DimensionFirst citizen (ships first)Enabled for later
Agent CoreReAct (current AgentLoop)Plan-Execute, Embodied/Robot
LLM ProviderLlamaCPP local + OpenAI-compatibleAnthropic, Gemini, custom
ToolsExisting CLI tools (web.search, http.fetch, code.exec)Community plugins
MemoryConversation history + working scratchpadSemantic/vector, spatial
PolicyHost execution + existing WASM/microVM sandboxRemote execution, approval flows
UICurrent TUI (Ratatui)Jan Desktop, web

Design principles

  1. Traits over inheritance — Every extension point is a Rust trait. Composition over inheritance. Implement the trait, register it, done.

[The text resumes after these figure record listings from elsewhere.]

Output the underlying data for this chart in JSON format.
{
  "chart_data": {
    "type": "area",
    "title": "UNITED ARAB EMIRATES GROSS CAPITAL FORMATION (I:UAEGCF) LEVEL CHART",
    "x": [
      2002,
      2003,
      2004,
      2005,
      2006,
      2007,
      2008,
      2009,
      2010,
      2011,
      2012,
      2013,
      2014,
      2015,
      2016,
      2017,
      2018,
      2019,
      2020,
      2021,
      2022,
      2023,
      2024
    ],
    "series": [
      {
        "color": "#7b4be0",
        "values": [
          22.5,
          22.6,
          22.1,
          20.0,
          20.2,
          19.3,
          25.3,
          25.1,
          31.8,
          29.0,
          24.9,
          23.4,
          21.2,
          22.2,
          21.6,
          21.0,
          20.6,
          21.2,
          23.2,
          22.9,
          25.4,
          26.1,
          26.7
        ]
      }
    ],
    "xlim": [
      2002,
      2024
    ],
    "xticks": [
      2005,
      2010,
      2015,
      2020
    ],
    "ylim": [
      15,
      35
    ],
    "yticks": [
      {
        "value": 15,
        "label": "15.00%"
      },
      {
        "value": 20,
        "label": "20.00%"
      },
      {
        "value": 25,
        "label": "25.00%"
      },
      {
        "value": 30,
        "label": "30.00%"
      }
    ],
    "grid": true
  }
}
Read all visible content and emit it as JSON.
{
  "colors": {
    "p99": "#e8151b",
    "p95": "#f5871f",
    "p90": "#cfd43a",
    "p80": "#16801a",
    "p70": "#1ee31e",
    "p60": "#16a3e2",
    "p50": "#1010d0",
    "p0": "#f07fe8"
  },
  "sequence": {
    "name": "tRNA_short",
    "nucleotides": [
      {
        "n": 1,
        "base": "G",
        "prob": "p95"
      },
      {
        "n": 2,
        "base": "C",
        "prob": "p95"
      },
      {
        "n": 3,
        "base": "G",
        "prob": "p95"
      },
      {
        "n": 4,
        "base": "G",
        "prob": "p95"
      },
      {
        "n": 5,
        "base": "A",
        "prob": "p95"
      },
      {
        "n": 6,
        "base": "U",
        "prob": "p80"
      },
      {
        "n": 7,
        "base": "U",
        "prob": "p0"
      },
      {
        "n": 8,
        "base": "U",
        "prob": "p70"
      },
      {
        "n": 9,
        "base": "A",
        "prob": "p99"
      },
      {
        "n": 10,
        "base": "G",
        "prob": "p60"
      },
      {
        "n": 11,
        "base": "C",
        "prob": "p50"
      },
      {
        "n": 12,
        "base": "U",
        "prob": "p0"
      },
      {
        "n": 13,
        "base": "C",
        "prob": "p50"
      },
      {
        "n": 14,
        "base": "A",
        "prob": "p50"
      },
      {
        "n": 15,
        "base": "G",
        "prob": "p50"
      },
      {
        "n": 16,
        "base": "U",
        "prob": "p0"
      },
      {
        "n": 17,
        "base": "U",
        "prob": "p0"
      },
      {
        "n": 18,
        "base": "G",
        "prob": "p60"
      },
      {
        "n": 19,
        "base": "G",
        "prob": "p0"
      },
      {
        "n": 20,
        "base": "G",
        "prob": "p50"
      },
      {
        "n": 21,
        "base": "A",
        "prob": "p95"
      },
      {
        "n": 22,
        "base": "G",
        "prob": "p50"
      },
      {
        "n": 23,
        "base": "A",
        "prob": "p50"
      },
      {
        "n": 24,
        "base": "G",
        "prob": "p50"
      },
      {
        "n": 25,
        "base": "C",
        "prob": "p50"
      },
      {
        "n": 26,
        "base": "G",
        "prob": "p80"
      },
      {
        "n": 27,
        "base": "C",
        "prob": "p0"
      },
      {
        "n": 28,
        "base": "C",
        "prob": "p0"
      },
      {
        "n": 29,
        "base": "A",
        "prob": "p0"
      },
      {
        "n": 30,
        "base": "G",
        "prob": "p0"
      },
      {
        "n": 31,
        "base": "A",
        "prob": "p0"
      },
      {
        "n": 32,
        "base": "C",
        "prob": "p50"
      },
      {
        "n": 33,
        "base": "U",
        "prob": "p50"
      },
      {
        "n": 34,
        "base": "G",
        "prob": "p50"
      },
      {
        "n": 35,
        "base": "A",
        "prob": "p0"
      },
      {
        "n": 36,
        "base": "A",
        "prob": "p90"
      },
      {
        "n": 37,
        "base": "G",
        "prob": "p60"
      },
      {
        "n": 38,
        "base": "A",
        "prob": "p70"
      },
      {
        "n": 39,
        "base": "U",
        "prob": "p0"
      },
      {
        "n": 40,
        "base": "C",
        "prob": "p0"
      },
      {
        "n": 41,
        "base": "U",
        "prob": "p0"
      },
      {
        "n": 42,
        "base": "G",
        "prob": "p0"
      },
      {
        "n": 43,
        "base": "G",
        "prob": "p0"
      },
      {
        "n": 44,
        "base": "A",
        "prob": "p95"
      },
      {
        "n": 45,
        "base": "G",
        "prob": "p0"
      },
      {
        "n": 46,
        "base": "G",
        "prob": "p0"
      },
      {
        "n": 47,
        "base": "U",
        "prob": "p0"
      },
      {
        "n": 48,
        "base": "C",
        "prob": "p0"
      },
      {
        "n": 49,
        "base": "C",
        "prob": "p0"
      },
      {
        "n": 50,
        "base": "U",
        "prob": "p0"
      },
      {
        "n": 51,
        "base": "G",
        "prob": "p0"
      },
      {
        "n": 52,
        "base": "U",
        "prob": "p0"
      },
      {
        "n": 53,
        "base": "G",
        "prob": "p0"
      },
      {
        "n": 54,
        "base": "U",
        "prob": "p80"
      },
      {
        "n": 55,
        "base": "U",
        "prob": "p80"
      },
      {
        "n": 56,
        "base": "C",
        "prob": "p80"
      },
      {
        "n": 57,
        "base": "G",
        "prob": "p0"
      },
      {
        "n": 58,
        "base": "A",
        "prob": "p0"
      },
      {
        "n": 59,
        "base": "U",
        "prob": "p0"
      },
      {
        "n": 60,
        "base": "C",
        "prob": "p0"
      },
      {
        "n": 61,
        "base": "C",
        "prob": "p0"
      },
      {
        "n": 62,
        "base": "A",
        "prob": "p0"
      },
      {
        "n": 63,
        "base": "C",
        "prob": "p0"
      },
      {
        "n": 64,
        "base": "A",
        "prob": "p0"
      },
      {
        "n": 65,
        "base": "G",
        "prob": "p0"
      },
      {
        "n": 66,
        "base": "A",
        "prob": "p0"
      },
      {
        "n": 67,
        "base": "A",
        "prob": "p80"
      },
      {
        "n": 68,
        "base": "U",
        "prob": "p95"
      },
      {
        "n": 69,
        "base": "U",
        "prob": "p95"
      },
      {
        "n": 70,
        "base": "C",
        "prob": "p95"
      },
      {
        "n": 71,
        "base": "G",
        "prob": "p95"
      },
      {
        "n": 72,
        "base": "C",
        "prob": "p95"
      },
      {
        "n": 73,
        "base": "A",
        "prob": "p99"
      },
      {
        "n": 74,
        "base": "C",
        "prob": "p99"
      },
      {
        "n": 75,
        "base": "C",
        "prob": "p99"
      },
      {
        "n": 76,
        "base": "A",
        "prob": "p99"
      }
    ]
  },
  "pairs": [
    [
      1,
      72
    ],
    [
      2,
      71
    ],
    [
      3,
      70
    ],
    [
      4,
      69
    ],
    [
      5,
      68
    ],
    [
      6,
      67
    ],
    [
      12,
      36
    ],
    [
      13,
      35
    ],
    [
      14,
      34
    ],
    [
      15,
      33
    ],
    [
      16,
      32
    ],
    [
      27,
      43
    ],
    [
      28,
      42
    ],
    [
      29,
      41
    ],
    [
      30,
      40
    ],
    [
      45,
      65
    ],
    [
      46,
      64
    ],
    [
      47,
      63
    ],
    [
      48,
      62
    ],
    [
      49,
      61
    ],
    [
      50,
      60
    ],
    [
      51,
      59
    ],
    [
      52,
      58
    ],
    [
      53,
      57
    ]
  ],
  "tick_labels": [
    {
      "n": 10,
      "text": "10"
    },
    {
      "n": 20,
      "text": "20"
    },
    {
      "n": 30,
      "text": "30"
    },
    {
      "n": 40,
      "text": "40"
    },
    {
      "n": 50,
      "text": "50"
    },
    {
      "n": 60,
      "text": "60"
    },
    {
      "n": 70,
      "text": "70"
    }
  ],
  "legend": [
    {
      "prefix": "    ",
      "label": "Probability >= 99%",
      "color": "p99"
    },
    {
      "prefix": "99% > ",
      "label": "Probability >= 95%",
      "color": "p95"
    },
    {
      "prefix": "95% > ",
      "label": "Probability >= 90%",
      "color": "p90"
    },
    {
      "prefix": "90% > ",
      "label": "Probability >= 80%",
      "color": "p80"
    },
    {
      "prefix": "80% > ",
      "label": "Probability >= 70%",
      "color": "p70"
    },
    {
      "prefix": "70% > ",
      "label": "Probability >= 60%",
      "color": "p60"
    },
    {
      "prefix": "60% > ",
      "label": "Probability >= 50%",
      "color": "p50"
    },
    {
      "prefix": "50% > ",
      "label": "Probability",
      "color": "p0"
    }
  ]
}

  2. First citizens drive abstractions — Traits are extracted from working code (ReAct loop, WASM sandbox, LlamaCPP), not designed from theory. New implementations slot into abstractions shaped by real use.
  3. No Tauri dependency — Every crate builds without Tauri. State is passed as Arc<Mutex<...>> instead of tauri::State, so the framework embeds in any Rust application.
  4. Shared data folder — Jan Agent reads from the same data folder as Jan Desktop. Models and backends installed via either interface are available to both.
  5. Progressive enhancement — Works with zero config (interactive pickers), but supports full CLI flags and config files for automation. Memory, policy, and tools are all opt-in with sensible defaults.